Quetelet found empirically that dividing weight by height squared, rather than height to the first power, produced a number that stayed comparatively stable across people of different heights but similar builds — using height alone over- or under-corrected for taller and shorter people respectively. The square relationship isn’t derived from a deeper physical law so much as it was the exponent that best fit the population data available at the time, and it has simply persisted because it works well enough for the population-screening purpose BMI was built for.

Using this result responsibly

Treat your BMI as a starting data point, not a verdict.
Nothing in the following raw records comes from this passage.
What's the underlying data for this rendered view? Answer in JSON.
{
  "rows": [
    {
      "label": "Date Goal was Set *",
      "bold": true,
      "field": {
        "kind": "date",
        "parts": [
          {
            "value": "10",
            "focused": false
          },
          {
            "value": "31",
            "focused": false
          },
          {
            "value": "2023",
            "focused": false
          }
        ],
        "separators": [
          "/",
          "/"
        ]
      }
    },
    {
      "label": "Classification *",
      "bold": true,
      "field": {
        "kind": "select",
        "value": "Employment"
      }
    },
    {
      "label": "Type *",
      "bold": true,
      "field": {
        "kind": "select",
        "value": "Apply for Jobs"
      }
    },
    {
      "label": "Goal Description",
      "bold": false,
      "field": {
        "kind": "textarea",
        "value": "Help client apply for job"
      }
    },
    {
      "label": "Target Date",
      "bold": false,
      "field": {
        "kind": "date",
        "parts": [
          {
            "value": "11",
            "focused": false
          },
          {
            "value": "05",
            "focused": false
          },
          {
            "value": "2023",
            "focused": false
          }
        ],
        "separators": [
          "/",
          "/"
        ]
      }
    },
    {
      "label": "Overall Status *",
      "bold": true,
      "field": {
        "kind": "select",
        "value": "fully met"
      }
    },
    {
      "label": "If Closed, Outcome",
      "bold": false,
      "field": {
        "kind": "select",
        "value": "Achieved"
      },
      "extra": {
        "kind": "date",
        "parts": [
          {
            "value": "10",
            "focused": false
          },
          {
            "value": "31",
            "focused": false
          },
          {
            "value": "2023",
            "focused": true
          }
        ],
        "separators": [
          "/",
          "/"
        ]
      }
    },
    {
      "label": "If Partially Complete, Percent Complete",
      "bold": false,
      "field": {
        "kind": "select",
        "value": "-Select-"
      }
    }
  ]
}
It’s most useful when tracked over time for yourself — a rising or falling trend over months or years tells you more than any single reading — and it’s best interpreted alongside other information: how you feel, your activity level, other health markers, and ideally a conversation with a doctor or qualified health professional who can weigh your BMI against your specific circumstances rather than the general population thresholds this calculator applies.

Frequently asked questions

How exactly is BMI calculated?

In metric units, BMI is weight in kilograms divided by height in meters squared. In imperial units, it's weight in pounds divided by height in inches squared, multiplied by 703 (a conversion constant that makes the imperial formula produce the same result as the metric one). This calculator applies the correct formula automatically based on which unit system you have selected.

What do the BMI categories mean?

The World Health Organization defines four standard adult bands — under 18.5 is "underweight," 18.5 to just under 25 is "healthy weight," 25 to just under 30 is "overweight," and 30 and above is "obesity." These thresholds are population-level statistical categories, not individual medical diagnoses, and were originally developed for tracking weight trends across large groups rather than assessing any one person's health.

Is BMI an accurate measure of health for everyone?

No — BMI doesn't distinguish between muscle and fat mass, so athletes and very muscular individuals are frequently classified as "overweight" or even "obese" despite having low body fat, because muscle is denser than fat and adds weight without adding the health risk BMI is meant to flag. BMI also doesn't account for where fat is distributed on the body, age-related changes in body composition, or differences across ethnic groups, all of which affect how meaningful a given BMI number actually is for an individual.

Why does BMI use height squared instead of just height?

Body weight scales roughly with the square of height for people of similar proportions — a person twice as tall as another (in a hypothetical same-shape scaling) would weigh roughly four times as much, not twice as much, because volume scales with the cube of linear dimensions while the body compensates somewhat through build. Dividing by height squared, rather than height alone, was chosen specifically because it produces a number that stays relatively consistent across a normal range of heights for people of proportionate build, which is what makes BMI useful for population-level comparison in the first place.

Should I use BMI alone to make health decisions?

Most health authorities recommend treating BMI as one general screening indicator, not a standalone diagnostic tool — it's most useful as a quick, consistent starting point, ideally considered alongside other measures (waist circumference, body composition, blood pressure, activity level) and in conversation with a healthcare provider who knows your individual history, rather than as a number to act on in isolation.